Both regimens had favorable safety profiles, with low incidences of AEs and laboratory abnormalities; the increased incidence of grade 2–4 hyperbilirubinemia or grade 2–4 increased total bilirubin in the ATV/r arm was expected, as they are known side effects of ATV/r-based therapy.34,58
Similar to the results obtained here, safety results from ARTEMIS suggested low rates of grade 2–4 AEs, including gastrointestinal and renal AEs, in subjects receiving DRV/r over 96 weeks.39
Subjects receiving DRV/r in ARTEMIS had a significantly lower rate of diarrhea compared with LPV/r subjects (4% vs. 11%, respectively) and, in line with results from this trial, no clinically relevant changes were seen in creatinine clearance in either treatment arm.
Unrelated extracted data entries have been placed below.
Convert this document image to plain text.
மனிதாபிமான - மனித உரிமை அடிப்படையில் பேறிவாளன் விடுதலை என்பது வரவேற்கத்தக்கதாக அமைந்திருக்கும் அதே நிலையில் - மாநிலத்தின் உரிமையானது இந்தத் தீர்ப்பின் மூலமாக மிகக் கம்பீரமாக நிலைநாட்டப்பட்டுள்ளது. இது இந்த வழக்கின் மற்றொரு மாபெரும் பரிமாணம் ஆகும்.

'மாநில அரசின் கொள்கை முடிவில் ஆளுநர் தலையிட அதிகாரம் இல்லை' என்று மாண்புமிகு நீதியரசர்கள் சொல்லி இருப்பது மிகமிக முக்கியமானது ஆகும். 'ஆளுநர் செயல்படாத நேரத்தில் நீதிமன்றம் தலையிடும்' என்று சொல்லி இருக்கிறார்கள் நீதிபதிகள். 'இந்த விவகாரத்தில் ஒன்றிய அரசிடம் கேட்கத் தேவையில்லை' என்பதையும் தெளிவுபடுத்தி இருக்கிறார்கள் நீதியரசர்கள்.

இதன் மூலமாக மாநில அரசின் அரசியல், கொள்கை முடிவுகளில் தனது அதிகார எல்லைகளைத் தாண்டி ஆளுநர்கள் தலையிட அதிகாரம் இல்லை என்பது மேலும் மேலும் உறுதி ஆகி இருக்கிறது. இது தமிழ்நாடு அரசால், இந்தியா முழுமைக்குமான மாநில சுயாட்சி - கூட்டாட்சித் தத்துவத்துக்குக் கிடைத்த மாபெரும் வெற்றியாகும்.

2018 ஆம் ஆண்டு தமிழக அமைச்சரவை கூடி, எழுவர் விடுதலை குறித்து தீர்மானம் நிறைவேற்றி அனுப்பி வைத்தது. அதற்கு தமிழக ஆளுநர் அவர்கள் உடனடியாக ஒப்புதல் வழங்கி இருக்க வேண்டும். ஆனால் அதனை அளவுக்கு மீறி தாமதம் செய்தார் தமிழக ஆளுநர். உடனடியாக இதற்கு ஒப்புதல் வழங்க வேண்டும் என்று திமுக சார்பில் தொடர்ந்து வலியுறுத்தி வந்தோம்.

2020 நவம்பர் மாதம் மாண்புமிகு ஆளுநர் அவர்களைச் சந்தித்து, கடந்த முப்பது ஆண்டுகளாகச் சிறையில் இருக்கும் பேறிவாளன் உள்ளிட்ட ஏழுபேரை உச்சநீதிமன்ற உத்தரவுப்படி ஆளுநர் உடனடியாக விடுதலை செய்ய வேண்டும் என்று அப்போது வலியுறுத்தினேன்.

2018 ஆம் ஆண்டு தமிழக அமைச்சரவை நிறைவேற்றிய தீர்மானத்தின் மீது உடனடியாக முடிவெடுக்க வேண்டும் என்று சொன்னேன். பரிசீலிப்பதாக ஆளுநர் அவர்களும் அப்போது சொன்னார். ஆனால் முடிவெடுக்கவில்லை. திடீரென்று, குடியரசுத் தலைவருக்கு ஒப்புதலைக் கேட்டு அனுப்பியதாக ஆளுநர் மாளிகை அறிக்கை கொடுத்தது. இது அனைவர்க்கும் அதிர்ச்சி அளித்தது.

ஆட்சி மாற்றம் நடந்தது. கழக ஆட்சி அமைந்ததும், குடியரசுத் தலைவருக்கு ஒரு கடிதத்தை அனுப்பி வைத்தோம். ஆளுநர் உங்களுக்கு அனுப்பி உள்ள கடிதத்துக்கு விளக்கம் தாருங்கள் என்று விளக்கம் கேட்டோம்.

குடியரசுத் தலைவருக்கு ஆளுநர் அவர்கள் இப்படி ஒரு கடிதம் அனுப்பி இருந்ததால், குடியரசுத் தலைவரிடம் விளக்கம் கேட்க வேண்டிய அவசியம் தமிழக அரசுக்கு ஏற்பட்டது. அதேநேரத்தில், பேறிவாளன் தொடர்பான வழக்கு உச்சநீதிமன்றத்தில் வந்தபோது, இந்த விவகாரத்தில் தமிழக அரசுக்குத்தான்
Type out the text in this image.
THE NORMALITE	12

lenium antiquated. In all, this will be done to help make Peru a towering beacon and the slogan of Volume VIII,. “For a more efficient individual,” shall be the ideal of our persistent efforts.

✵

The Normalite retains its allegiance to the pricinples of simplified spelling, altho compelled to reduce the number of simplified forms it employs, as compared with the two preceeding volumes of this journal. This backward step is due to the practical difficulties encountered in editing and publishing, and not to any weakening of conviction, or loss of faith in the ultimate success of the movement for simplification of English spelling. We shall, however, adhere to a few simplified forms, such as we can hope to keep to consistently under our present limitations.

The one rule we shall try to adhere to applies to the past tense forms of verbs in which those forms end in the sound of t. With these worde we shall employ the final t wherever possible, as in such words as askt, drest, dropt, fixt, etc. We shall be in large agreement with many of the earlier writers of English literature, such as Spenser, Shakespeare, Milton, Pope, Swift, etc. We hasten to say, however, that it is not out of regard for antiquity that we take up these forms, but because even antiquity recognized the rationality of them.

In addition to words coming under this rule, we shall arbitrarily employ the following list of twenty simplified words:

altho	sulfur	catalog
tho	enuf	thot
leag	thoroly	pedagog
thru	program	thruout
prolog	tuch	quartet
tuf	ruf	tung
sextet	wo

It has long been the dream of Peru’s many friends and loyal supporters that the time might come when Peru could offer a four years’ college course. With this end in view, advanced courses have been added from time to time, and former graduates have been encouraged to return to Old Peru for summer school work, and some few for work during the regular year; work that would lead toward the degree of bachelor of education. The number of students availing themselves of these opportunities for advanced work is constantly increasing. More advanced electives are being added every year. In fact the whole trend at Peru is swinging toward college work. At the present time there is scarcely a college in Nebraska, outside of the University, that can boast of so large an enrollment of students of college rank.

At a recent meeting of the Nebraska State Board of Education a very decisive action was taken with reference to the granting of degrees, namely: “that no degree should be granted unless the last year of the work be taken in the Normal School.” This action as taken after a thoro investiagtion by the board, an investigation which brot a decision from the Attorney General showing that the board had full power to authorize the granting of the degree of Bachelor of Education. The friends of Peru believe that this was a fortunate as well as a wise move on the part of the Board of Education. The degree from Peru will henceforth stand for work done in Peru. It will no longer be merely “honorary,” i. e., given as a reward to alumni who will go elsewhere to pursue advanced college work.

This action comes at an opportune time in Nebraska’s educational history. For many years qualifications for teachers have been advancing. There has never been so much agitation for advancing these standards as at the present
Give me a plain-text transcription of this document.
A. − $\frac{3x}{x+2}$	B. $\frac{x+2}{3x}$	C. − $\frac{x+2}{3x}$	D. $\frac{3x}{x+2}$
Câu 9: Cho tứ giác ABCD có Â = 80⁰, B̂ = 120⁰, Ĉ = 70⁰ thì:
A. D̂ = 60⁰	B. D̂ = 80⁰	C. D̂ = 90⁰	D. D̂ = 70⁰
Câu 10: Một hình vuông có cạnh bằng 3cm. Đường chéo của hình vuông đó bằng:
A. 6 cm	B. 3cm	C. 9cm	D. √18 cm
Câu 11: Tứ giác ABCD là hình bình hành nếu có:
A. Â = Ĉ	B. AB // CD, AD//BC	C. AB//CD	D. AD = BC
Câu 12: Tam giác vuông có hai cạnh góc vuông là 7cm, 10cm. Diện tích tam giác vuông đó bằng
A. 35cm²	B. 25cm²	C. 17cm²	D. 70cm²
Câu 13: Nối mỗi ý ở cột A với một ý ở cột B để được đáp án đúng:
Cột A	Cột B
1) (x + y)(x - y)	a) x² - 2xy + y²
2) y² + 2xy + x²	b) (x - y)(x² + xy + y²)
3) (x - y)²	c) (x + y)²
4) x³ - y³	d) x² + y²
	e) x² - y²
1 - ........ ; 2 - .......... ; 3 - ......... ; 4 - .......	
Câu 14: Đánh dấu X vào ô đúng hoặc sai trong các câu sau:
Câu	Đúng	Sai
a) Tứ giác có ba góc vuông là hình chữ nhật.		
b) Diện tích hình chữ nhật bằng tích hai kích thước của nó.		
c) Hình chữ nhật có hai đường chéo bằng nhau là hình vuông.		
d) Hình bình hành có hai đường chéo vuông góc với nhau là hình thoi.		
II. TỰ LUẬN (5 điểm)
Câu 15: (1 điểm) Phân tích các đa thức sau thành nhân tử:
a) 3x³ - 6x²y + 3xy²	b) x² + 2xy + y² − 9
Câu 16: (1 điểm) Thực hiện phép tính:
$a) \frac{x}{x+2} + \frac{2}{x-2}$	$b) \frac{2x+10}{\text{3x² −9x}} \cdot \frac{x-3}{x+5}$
Interpretation of the data reported in this pilot study may be limited by the small sample size, as well as the fact that the trial was not powered to test for statistical significance, but was rather intended to be an exploratory analysis. The variation seen between arms in certain baseline characteristics, despite the randomized study design, is likely related to the small sample size. Somewhat larger changes in TC and apoA1 with DRV/r versus ATV/r, particularly at week 12, are likely due to lower baseline values of these parameters in the DRV/r arm. Likewise, the larger reduction in TNF RII is likely due to the higher baseline value in the DRV/r arm. Additionally, it should be noted that subjects with abnormal lipid or glucose levels were excluded from the trial and may not, therefore, be reflective of the overall HIV-1-infected population. Despite these limitations, the equally favorable metabolic profile observed with DRV/r-based therapy when compared with ATV/r-based therapy warrants further investigation. It is noteworthy that the ACTG is conducting a large study of approximately 1800 treatment-naive, HIV-1-infected subjects receiving DRV/r, ATV/r, or raltegravir (all receiving fixed-dose FTC/TDF in the background regimen); end points from this study include changes in metabolic parameters over 144 weeks (clinicaltrials.gov identifier: NCT00811954). This study is statistically powered to definitively evaluate whether DRV/r-based therapy and ATV/r-based therapy are characterized by similarly favorable metabolic profiles.